A Discriminative Learning Approach for Orientation Detection of Urdu Document Images Sheikh Faisal Rashid*, Syed Saqib Bukhari*, Faisal Shafait** and Thomas M. Breuel* *Image Understanding and Pattern Recognition (IUPR) Research Group Technical University of Kaiserslautern, 67663 Kaiserslautern, Germany s
[email protected],
[email protected], and
[email protected] **German Research Center for Artificial Intelligence (DFKI) D-67663 Kaiserslautern, Germany
[email protected]
Abstract— Orientation detection is an important preprocessing step for accurate recognition of text from document images. Many existing orientation detection techniques are based on the fact that in Roman script text ascenders occur more likely than descenders, but this approach is not applicable to document of other scripts like Urdu, Arabic, etc.
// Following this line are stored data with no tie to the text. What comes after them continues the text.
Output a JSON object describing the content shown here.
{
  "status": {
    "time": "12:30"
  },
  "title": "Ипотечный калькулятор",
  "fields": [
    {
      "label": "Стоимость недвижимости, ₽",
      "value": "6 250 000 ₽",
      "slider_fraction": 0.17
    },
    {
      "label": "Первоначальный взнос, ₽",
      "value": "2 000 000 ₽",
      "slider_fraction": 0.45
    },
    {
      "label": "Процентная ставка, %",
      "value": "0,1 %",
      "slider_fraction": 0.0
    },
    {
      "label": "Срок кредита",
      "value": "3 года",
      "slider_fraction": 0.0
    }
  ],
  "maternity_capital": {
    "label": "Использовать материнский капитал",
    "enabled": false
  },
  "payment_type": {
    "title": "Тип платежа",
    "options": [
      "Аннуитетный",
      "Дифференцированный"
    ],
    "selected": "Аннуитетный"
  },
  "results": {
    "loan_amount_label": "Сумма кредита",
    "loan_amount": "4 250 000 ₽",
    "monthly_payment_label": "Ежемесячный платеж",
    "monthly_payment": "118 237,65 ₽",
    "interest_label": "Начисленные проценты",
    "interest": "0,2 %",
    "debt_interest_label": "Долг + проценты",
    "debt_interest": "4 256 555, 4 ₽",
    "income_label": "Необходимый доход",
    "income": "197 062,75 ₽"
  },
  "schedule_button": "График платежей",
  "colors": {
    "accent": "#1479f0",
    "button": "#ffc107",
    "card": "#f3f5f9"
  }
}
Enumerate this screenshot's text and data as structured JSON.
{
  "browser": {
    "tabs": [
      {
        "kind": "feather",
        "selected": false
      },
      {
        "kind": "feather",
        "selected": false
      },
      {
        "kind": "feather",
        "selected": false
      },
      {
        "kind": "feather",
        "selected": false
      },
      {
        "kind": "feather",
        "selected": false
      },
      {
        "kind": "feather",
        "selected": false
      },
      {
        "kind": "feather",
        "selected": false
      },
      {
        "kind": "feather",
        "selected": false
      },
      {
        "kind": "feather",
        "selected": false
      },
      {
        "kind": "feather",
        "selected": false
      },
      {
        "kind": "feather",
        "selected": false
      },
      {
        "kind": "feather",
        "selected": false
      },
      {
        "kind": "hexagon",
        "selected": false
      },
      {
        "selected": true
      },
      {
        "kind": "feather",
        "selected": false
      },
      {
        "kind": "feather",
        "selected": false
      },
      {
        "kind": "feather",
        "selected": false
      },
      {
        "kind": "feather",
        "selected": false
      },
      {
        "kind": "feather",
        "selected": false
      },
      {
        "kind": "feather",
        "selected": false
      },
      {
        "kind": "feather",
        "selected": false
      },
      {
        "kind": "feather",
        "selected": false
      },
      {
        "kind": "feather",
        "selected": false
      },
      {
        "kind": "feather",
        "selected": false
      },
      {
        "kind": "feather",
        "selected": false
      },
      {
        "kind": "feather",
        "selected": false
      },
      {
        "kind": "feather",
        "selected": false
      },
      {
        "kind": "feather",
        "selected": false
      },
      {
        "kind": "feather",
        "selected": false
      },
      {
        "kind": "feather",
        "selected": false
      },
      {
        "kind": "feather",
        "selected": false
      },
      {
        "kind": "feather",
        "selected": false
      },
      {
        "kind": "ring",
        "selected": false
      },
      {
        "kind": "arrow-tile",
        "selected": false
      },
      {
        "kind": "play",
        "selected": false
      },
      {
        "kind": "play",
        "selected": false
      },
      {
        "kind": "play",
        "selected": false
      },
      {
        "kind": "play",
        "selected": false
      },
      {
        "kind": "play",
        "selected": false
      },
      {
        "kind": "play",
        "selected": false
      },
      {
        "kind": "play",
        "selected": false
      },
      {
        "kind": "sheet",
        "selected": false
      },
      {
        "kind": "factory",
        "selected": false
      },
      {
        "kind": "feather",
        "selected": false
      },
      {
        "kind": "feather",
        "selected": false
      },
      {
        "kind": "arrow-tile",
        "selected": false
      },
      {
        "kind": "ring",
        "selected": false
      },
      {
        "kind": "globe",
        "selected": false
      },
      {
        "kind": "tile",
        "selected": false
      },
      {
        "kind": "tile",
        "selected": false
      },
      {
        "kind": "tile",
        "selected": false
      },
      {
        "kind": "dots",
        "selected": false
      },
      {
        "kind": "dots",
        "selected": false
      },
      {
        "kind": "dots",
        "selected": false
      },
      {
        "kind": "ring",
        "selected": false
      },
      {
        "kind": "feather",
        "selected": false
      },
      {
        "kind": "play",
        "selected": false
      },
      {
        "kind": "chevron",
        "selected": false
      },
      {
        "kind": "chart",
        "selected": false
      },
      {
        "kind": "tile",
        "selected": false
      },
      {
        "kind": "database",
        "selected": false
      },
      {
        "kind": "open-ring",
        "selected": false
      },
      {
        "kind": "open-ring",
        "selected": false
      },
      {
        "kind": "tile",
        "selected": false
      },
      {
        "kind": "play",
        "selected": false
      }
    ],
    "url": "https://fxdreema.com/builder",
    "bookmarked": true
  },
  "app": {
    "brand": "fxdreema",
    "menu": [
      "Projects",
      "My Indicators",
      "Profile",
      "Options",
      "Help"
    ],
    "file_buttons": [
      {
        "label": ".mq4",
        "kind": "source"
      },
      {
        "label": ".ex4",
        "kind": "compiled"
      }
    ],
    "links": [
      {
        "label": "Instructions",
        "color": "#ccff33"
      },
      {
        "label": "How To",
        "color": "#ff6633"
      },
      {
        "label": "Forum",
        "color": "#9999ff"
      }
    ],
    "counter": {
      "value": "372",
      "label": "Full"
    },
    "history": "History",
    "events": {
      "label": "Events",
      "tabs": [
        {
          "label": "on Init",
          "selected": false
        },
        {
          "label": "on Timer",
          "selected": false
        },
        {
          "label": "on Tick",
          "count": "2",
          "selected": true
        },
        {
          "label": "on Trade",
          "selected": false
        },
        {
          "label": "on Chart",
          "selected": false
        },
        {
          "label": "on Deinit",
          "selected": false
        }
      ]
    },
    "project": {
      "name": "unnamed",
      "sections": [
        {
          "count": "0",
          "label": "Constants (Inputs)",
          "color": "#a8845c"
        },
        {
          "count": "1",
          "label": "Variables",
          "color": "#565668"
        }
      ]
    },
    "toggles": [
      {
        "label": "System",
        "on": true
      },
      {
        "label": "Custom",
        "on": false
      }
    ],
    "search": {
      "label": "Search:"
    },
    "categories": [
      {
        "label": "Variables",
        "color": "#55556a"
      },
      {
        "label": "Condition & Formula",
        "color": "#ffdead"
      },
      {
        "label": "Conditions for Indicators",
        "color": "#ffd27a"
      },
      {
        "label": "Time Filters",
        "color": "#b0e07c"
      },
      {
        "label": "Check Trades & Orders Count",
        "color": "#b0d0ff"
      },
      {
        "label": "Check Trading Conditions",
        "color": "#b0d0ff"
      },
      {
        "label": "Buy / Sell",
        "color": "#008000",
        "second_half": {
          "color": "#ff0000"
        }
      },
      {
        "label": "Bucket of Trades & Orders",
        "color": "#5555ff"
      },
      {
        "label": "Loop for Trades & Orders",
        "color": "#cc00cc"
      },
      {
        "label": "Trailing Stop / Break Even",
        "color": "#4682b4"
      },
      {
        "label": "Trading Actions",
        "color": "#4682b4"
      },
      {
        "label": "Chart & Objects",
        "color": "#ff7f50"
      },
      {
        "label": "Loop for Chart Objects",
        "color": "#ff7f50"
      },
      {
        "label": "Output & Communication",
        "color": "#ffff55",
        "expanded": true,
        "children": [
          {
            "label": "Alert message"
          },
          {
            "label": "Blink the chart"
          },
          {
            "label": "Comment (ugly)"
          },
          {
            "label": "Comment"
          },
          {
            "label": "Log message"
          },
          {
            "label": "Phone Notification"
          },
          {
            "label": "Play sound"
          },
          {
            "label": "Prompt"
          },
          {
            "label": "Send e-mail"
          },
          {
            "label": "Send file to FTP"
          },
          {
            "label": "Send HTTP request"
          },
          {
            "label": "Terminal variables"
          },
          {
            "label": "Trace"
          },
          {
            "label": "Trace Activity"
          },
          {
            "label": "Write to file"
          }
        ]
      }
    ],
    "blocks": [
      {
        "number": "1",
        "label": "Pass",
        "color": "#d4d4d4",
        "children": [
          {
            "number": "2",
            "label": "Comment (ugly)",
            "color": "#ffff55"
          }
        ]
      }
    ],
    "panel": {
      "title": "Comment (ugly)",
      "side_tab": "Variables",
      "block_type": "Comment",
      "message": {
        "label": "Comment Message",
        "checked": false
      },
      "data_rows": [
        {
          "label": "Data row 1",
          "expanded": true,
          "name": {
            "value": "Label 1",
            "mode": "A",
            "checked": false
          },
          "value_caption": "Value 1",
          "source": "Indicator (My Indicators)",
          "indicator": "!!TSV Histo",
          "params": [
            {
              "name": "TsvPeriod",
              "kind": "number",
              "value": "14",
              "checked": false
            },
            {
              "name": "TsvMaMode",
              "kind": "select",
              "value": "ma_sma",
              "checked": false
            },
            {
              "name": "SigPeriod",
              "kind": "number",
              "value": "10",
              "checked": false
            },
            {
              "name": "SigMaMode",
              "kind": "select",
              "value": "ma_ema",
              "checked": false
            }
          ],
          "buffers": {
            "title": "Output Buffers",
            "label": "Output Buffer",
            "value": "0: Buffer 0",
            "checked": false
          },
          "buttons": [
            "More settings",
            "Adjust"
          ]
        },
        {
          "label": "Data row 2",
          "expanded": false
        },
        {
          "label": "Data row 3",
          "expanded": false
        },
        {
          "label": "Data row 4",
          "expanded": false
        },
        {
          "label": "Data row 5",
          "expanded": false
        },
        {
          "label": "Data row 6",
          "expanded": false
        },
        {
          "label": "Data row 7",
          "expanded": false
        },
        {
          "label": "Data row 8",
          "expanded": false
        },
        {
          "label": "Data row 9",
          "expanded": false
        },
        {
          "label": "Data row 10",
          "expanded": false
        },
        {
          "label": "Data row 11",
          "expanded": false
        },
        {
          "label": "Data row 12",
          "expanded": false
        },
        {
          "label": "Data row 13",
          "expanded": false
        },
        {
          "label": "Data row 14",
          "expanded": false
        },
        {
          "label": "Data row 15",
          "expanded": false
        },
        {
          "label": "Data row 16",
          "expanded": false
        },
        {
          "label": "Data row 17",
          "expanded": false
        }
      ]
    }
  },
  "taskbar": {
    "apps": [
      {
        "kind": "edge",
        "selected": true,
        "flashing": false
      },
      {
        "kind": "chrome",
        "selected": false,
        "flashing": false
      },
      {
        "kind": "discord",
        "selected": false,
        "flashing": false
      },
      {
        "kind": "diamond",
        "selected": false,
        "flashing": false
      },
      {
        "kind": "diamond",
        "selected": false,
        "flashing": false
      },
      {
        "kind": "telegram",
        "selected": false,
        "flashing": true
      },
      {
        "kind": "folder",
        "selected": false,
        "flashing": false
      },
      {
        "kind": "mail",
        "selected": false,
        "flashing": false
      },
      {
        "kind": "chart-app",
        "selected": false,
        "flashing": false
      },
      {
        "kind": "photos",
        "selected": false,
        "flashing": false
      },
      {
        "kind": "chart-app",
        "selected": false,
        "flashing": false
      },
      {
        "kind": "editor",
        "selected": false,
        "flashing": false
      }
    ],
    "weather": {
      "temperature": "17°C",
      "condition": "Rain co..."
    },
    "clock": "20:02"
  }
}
In this paper, we propose a discriminative learning approach for orientation detection of Urdu documents with varying layouts and fonts. The main advantage of our approach is that it can be applied to documents of other scripts easily and accurately. Our approach is based on classification of individual connected component orientation in the document image, and then the orientation of the page image is determined via majority count. A convolutional neural network is trained as discriminative learning model for the labeled Urdu books dataset with four target orientations: 0, 90, 180 and 270 degrees. We demonstrate the effectiveness of our method on dataset of Urdu documents categorized into the layouts of book, novel and poetry. We achieved 100% orientation detection accuracy on a test set of 328 document images.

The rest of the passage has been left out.